Recently, researchers at Qihoo 360 Network Security discovered a particularly stealthy piece of malware designed to create backdoors in the Linux ecosystem.
It was so good at its job, and so stealthy that it went completely undetected for years. That gave the hackers controlling it a convenient access point literally for years.
Based on the company’s research, the first sample they could find of the malicious code they dubbed RotaJakiro, was uploaded in 2018. It took more than three years for anyone to become aware of its existence, and in the computer world, three years is just shy of eternity.
A Qihoo spokesman had this to say about the recent discovery:
“At the functional level, RotaJakiro first determines whether the user is root or non-root at run time, with different execution policies for different accounts, then decrypts the relevant sensitive resources using AES& ROTATE for subsequent persistence, process guarding and single instance use, and finally establishes communication with C2 and waits for the execution of commands issued by C2.
RotaJakiro supports a total of 12 functions, three of which are related to the execution of specific Plugins.
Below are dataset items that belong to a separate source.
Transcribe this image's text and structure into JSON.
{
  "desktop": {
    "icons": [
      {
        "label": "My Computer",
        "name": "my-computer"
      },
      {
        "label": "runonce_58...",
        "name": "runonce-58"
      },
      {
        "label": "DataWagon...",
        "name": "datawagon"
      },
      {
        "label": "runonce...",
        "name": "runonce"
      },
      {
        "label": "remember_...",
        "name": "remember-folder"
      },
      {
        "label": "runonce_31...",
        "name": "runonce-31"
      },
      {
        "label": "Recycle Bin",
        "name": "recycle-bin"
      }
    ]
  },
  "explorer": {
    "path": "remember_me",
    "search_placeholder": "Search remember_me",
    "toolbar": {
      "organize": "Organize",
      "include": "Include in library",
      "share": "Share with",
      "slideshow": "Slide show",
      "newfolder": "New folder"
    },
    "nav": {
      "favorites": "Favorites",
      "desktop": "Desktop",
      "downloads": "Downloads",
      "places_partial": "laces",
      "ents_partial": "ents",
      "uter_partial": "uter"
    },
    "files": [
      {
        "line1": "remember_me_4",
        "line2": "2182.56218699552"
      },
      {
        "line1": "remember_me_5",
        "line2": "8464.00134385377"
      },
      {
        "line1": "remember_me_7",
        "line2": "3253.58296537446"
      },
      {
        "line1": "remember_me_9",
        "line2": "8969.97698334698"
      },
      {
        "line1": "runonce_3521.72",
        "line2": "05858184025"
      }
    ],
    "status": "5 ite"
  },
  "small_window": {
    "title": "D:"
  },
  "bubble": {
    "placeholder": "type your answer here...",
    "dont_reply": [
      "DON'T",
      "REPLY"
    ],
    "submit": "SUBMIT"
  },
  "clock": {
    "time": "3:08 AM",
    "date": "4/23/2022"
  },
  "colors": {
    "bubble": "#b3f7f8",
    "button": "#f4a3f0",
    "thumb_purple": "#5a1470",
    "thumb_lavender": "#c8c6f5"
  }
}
Unfortunately, we have no visibility to the plugins, and therefore do not know its true purpose.”
In all, the company’s researchers discovered four code samples online, all of them dating back to 2018, and none of them having ever been detected before Qihoo discovered them.
Of interest, RotaJakiro seems to have code in common with the Torii IoT botnet. That botnet was discovered by Vesselin Bontchev in September of 2018 and analyzed in depth by the Threat Intelligence Team run by Avast. Torii and RotaJakiro share a number of similarities including “the use of encryption algorithms to hide sensitive resources, the implementation of a rather old-school style of persistence, structured network traffic.”
In any case, this isn’t a widespread, pervasive threat, so odds are that you’ll never actually run across it. Even so, it’s an interesting bit of code to be aware of.